Mr. Lorayne demonstrated his act on the night of July 23, 1958, when, in his first big break, he appeared on the TV game show “I’ve Got a Secret.”
While the host, Garry Moore, was introducing members of the show’s panel, Mr. Lorayne was at work in the studio audience, soliciting the names of its members.He was then called onstage. Mr. Moore asked the audience members who had given Mr. Lorayne their names to stand. Hundreds did.
“That’s Mr. Saar,” Mr. Lorayne began, pointing to a man in the balcony. (The transcriptions here are phonetic.)
“Mr. Stinson,” he continued in his rapid-fire New Yorkese, gathering speed. “Miss Graf. Mrs. Graf. Miss Finkelstein. If I can see correctly, I believe that’s the Harpin family: Mr. and Mrs. Harpin; there was Dorothy Harpin and Esther Harpin. Mrs. Pollock. And way in the corner — it’s a little dark there — but I believe that’s Mrs. Stern.”
And so it went, through scores of names, each impeccably recalled.

Absent the time constraints of television, Mr. Lorayne often said, he could handily memorize the names of 500, or even a thousand, people in a single outing. Over the years, he said, he had met and recalled the names of more than 20 million people.
To naysayers who contended that he routinely seeded his audiences with friends, Mr. Lorayne’s reply was unimpeachable: “Who’s got 500 friends?”

At the height of his renown, Mr.
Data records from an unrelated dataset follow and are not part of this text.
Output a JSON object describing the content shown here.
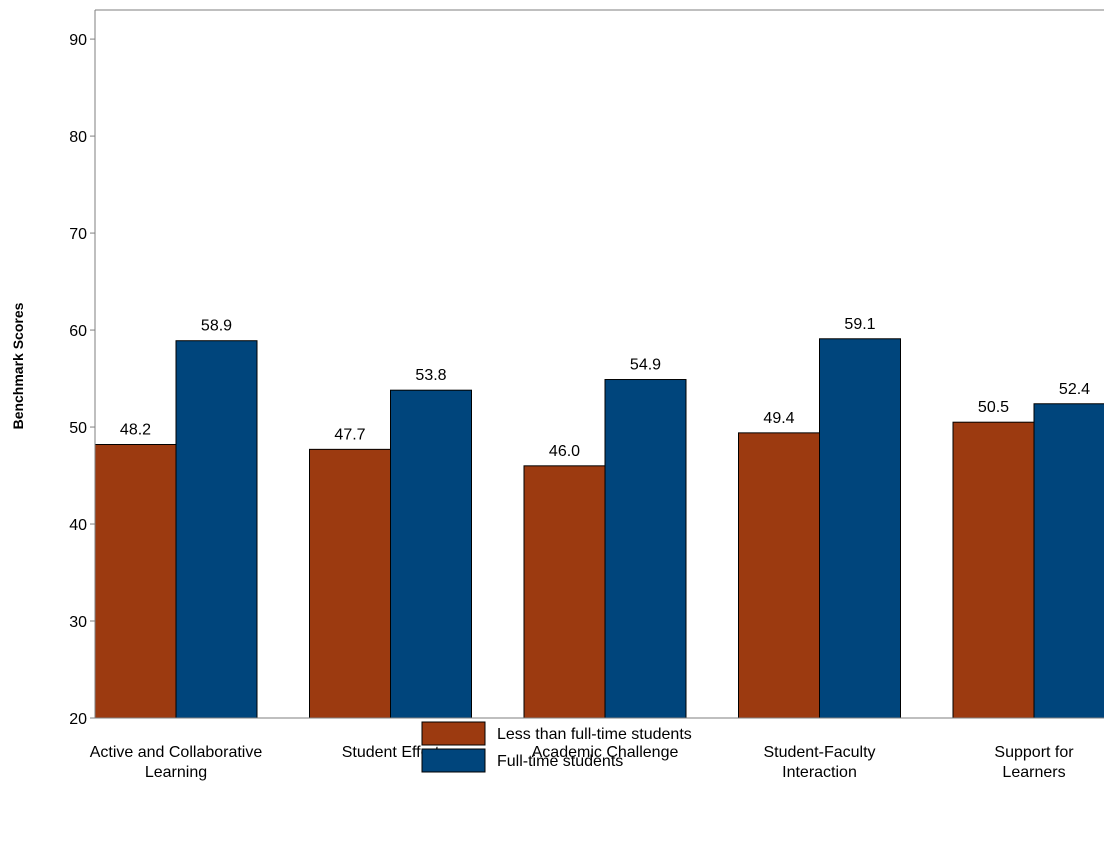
{
  "chart_data": {
    "type": "bar",
    "ylabel": "Benchmark Scores",
    "xlabel": "",
    "ylim": [
      20,
      93
    ],
    "yticks": [
      20,
      30,
      40,
      50,
      60,
      70,
      80,
      90
    ],
    "grid": false,
    "legend_position": "bottom-center",
    "categories": [
      [
        "Active and Collaborative",
        "Learning"
      ],
      [
        "Student Effort"
      ],
      [
        "Academic Challenge"
      ],
      [
        "Student-Faculty",
        "Interaction"
      ],
      [
        "Support for",
        "Learners"
      ]
    ],
    "series": [
      {
        "name": "Less than full-time students",
        "color": "#9c3a10",
        "values": [
          48.2,
          47.7,
          46.0,
          49.4,
          50.5
        ],
        "labels": [
          "48.2",
          "47.7",
          "46.0",
          "49.4",
          "50.5"
        ]
      },
      {
        "name": "Full-time students",
        "color": "#00457c",
        "values": [
          58.9,
          53.8,
          54.9,
          59.1,
          52.4
        ],
        "labels": [
          "58.9",
          "53.8",
          "54.9",
          "59.1",
          "52.4"
        ]
      }
    ]
  }
}
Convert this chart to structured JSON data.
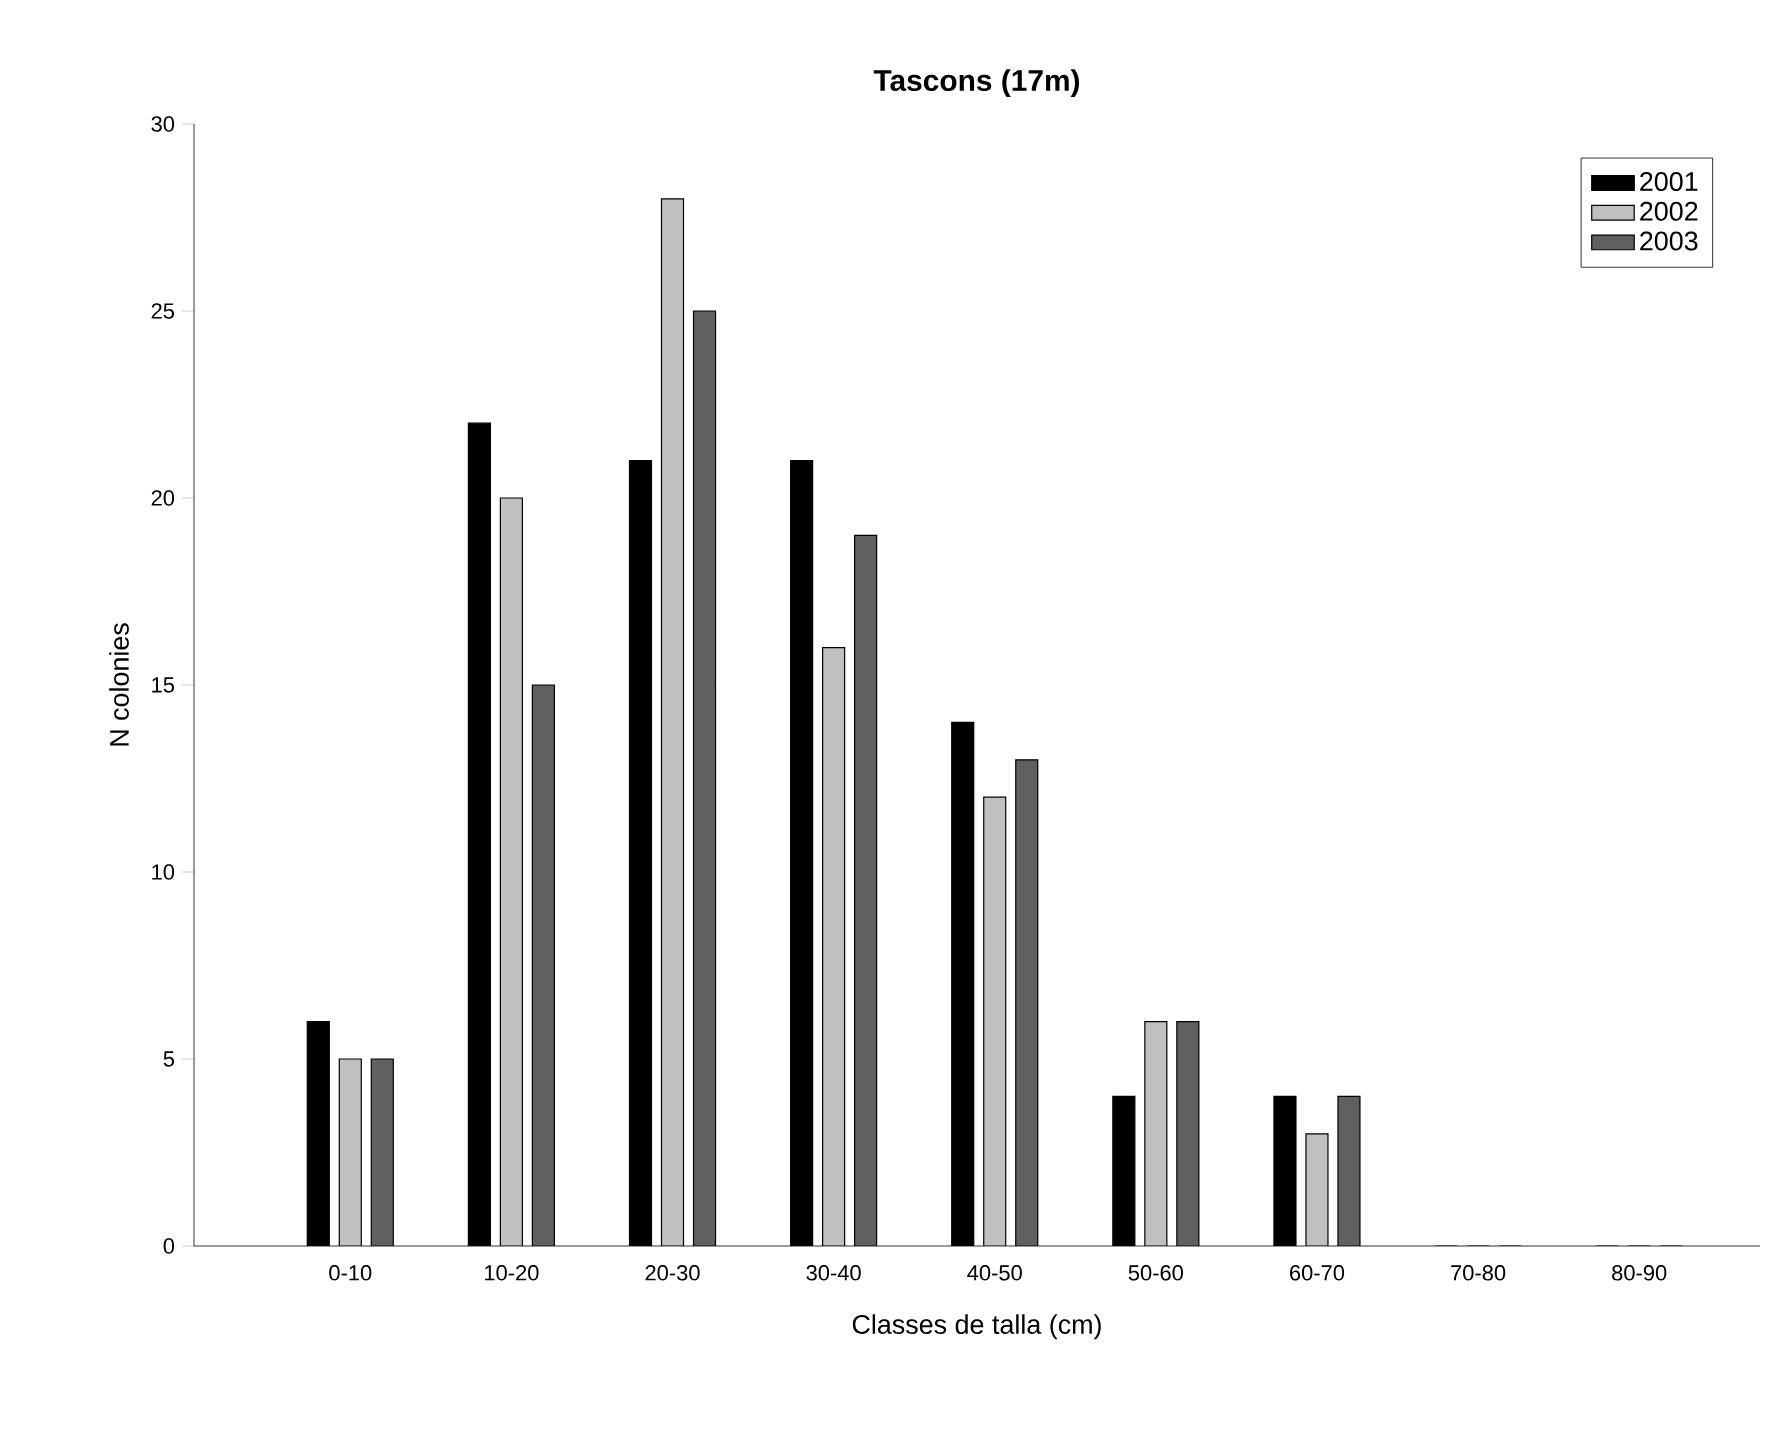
{
  "chart_data": {
    "type": "bar",
    "title": "Tascons (17m)",
    "xlabel": "Classes de talla (cm)",
    "ylabel": "N colonies",
    "categories": [
      "0-10",
      "10-20",
      "20-30",
      "30-40",
      "40-50",
      "50-60",
      "60-70",
      "70-80",
      "80-90"
    ],
    "series": [
      {
        "name": "2001",
        "color": "#000000",
        "values": [
          6,
          22,
          21,
          21,
          14,
          4,
          4,
          0,
          0
        ]
      },
      {
        "name": "2002",
        "color": "#c0c0c0",
        "values": [
          5,
          20,
          28,
          16,
          12,
          6,
          3,
          0,
          0
        ]
      },
      {
        "name": "2003",
        "color": "#606060",
        "values": [
          5,
          15,
          25,
          19,
          13,
          6,
          4,
          0,
          0
        ]
      }
    ],
    "ylim": [
      0,
      30
    ],
    "yticks": [
      0,
      5,
      10,
      15,
      20,
      25,
      30
    ],
    "legend": "top right",
    "grid": false
  }
}
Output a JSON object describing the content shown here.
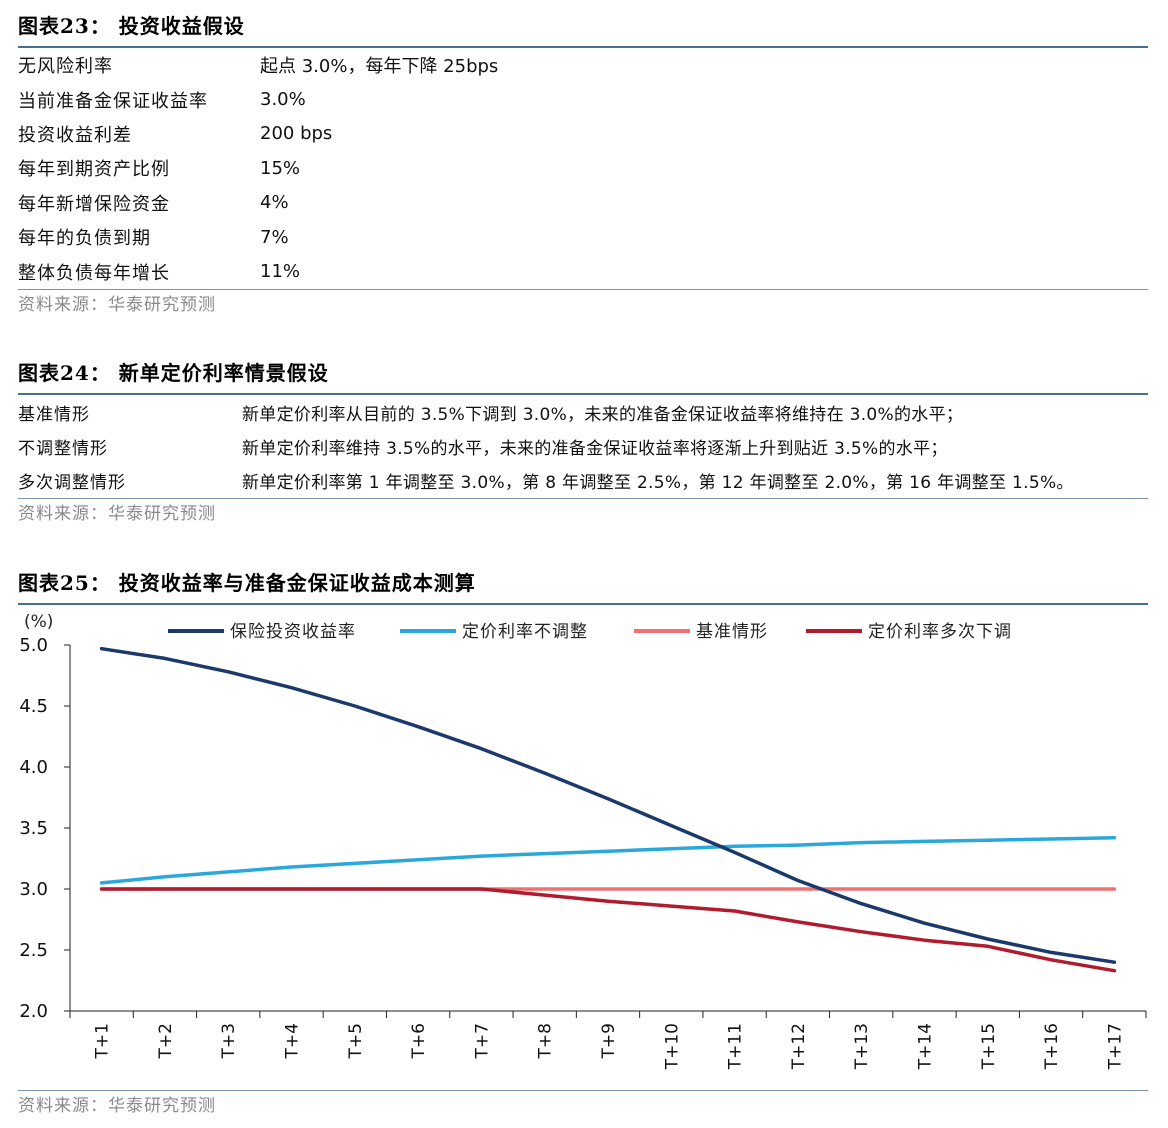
{
  "table23": {
    "title": "图表23：  投资收益假设",
    "rows": [
      {
        "label": "无风险利率",
        "value": "起点 3.0%，每年下降 25bps"
      },
      {
        "label": "当前准备金保证收益率",
        "value": "3.0%"
      },
      {
        "label": "投资收益利差",
        "value": "200 bps"
      },
      {
        "label": "每年到期资产比例",
        "value": "15%"
      },
      {
        "label": "每年新增保险资金",
        "value": "4%"
      },
      {
        "label": "每年的负债到期",
        "value": "7%"
      },
      {
        "label": "整体负债每年增长",
        "value": "11%"
      }
    ],
    "source": "资料来源：华泰研究预测"
  },
  "table24": {
    "title": "图表24：  新单定价利率情景假设",
    "rows": [
      {
        "label": "基准情形",
        "value": "新单定价利率从目前的 3.5%下调到 3.0%，未来的准备金保证收益率将维持在 3.0%的水平；"
      },
      {
        "label": "不调整情形",
        "value": "新单定价利率维持 3.5%的水平，未来的准备金保证收益率将逐渐上升到贴近 3.5%的水平；"
      },
      {
        "label": "多次调整情形",
        "value": "新单定价利率第 1 年调整至 3.0%，第 8 年调整至 2.5%，第 12 年调整至 2.0%，第 16 年调整至 1.5%。"
      }
    ],
    "source": "资料来源：华泰研究预测"
  },
  "figure25": {
    "title": "图表25：  投资收益率与准备金保证收益成本测算",
    "source": "资料来源：华泰研究预测"
  },
  "chart_data": {
    "type": "line",
    "ylabel": "(%)",
    "ylim": [
      2.0,
      5.0
    ],
    "yticks": [
      "5.0",
      "4.5",
      "4.0",
      "3.5",
      "3.0",
      "2.5",
      "2.0"
    ],
    "grid": false,
    "legend_position": "top",
    "categories": [
      "T+1",
      "T+2",
      "T+3",
      "T+4",
      "T+5",
      "T+6",
      "T+7",
      "T+8",
      "T+9",
      "T+10",
      "T+11",
      "T+12",
      "T+13",
      "T+14",
      "T+15",
      "T+16",
      "T+17"
    ],
    "series": [
      {
        "name": "保险投资收益率",
        "color": "#1b3a6b",
        "values": [
          4.97,
          4.89,
          4.78,
          4.65,
          4.5,
          4.33,
          4.15,
          3.95,
          3.74,
          3.52,
          3.3,
          3.07,
          2.88,
          2.72,
          2.59,
          2.48,
          2.4
        ]
      },
      {
        "name": "定价利率不调整",
        "color": "#2aa8dc",
        "values": [
          3.05,
          3.1,
          3.14,
          3.18,
          3.21,
          3.24,
          3.27,
          3.29,
          3.31,
          3.33,
          3.35,
          3.36,
          3.38,
          3.39,
          3.4,
          3.41,
          3.42
        ]
      },
      {
        "name": "基准情形",
        "color": "#ee7272",
        "values": [
          3.0,
          3.0,
          3.0,
          3.0,
          3.0,
          3.0,
          3.0,
          3.0,
          3.0,
          3.0,
          3.0,
          3.0,
          3.0,
          3.0,
          3.0,
          3.0,
          3.0
        ]
      },
      {
        "name": "定价利率多次下调",
        "color": "#b01c2e",
        "values": [
          3.0,
          3.0,
          3.0,
          3.0,
          3.0,
          3.0,
          3.0,
          2.95,
          2.9,
          2.86,
          2.82,
          2.73,
          2.65,
          2.58,
          2.53,
          2.42,
          2.33
        ]
      }
    ]
  }
}
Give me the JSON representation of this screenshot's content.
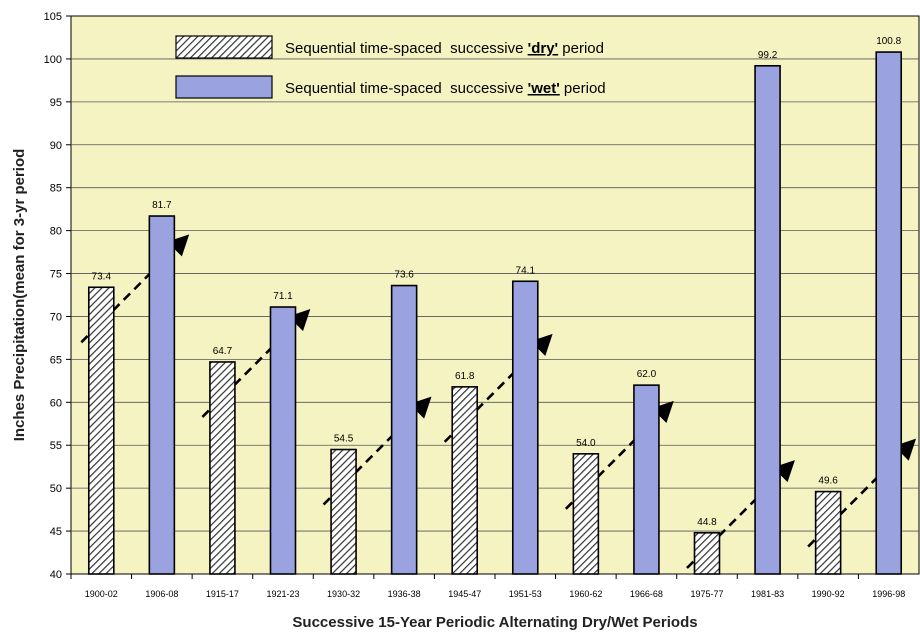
{
  "chart_data": {
    "type": "bar",
    "categories": [
      "1900-02",
      "1906-08",
      "1915-17",
      "1921-23",
      "1930-32",
      "1936-38",
      "1945-47",
      "1951-53",
      "1960-62",
      "1966-68",
      "1975-77",
      "1981-83",
      "1990-92",
      "1996-98"
    ],
    "values": [
      73.4,
      81.7,
      64.7,
      71.1,
      54.5,
      73.6,
      61.8,
      74.1,
      54.0,
      62.0,
      44.8,
      99.2,
      49.6,
      100.8
    ],
    "value_labels": [
      "73.4",
      "81.7",
      "64.7",
      "71.1",
      "54.5",
      "73.6",
      "61.8",
      "74.1",
      "54.0",
      "62.0",
      "44.8",
      "99.2",
      "49.6",
      "100.8"
    ],
    "series_kind": [
      "dry",
      "wet",
      "dry",
      "wet",
      "dry",
      "wet",
      "dry",
      "wet",
      "dry",
      "wet",
      "dry",
      "wet",
      "dry",
      "wet"
    ],
    "xlabel": "Successive 15-Year Periodic Alternating Dry/Wet Periods",
    "ylabel": "Inches Precipitation(mean for 3-yr period",
    "ylim": [
      40,
      105
    ],
    "yticks": [
      40,
      45,
      50,
      55,
      60,
      65,
      70,
      75,
      80,
      85,
      90,
      95,
      100,
      105
    ],
    "grid": "horizontal",
    "legend": {
      "placement": "top-left",
      "entries": [
        {
          "kind": "dry",
          "prefix": "Sequential time-spaced  successive ",
          "key": "'dry'",
          "suffix": " period"
        },
        {
          "kind": "wet",
          "prefix": "Sequential time-spaced  successive ",
          "key": "'wet'",
          "suffix": " period"
        }
      ]
    },
    "annotations": "dashed upward trend arrows from each dry period to the following wet period"
  },
  "colors": {
    "plot_background": "#f5f3c2",
    "wet_fill": "#9aa3e0",
    "dry_fill": "#ffffff",
    "dry_hatch": "#333333",
    "bar_stroke": "#000000",
    "grid": "#555555",
    "arrow": "#000000"
  }
}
Lorayne traveled the country demonstrating his prowess on theater stages, at trade shows and in corporate training seminars.
During the 1960s, he ran a memory-training school in New York. In later years, he starred in TV infomercials for his home memory-improvement system. His scores of books were translated into many languages.

Maybe this is a silly thought, but I like to think of Mr. Lorayne pulling up a chair and joining the conversation at the table with Ricky Jay, Harry Houdini, and all the other greats.

Ethan Boyes, cyclist. He was 44.

According to USA Cycling, Mr. Boyes was the reigning masters track world champion in the men’s 40-44 age group for the time trial and sprint events, and he held several records in his age group, including from a flying start race (when cyclists start already in motion as opposed to from a standstill) in Aguascalientes, Mexico, in 2018, at a high-altitude track.

He was struck by a car and killed while riding in San Francisco. (I apologize for using the NYT obit, but the SF papers are virtually unlinkable without a subscription.)

For the record: Bill Butler and Nora Forster.

The Hello Deli. At least in current form.

“Dave always joked that whenever they were out of ideas, they’d come to the deli,” he said.

One Response to “Obit watch: April 8, 2023.”

  1. Pigpen51 says:

    I could not let the passing of Mr. Ferencz go by without a mention. Just thinking of his time during the war and then directly after it, and what mental strain it must have put him under, to both witness it, and then have to face the monsters who enabled it are too awful to even contemplate.
    I think to my youth, and while I often think that I actually was an adult by the age of 15 or so, being able to work and take care of myself, with little adult intervention needed to point me in the right direction, I can’t think of what I would have done at the age of 21 or so, facing the evil that this man faced, being forced to know that such evil even existed in the world, and having to not only face it by to try and hold it together long enough to punish those men who committed such inhumane acts.
    The fact that he was able to do so, and then live to such a long age says a lot about his makeup, and his ability to do his duty, in the face of such dreadful wickedness. I see evil in the world today, and pray that we don’t allow it to ever get to the point where those of us who have said never again, will be forced to eat our words. Because I realize now that you can never stamp out evil, since it is always present in the human heart.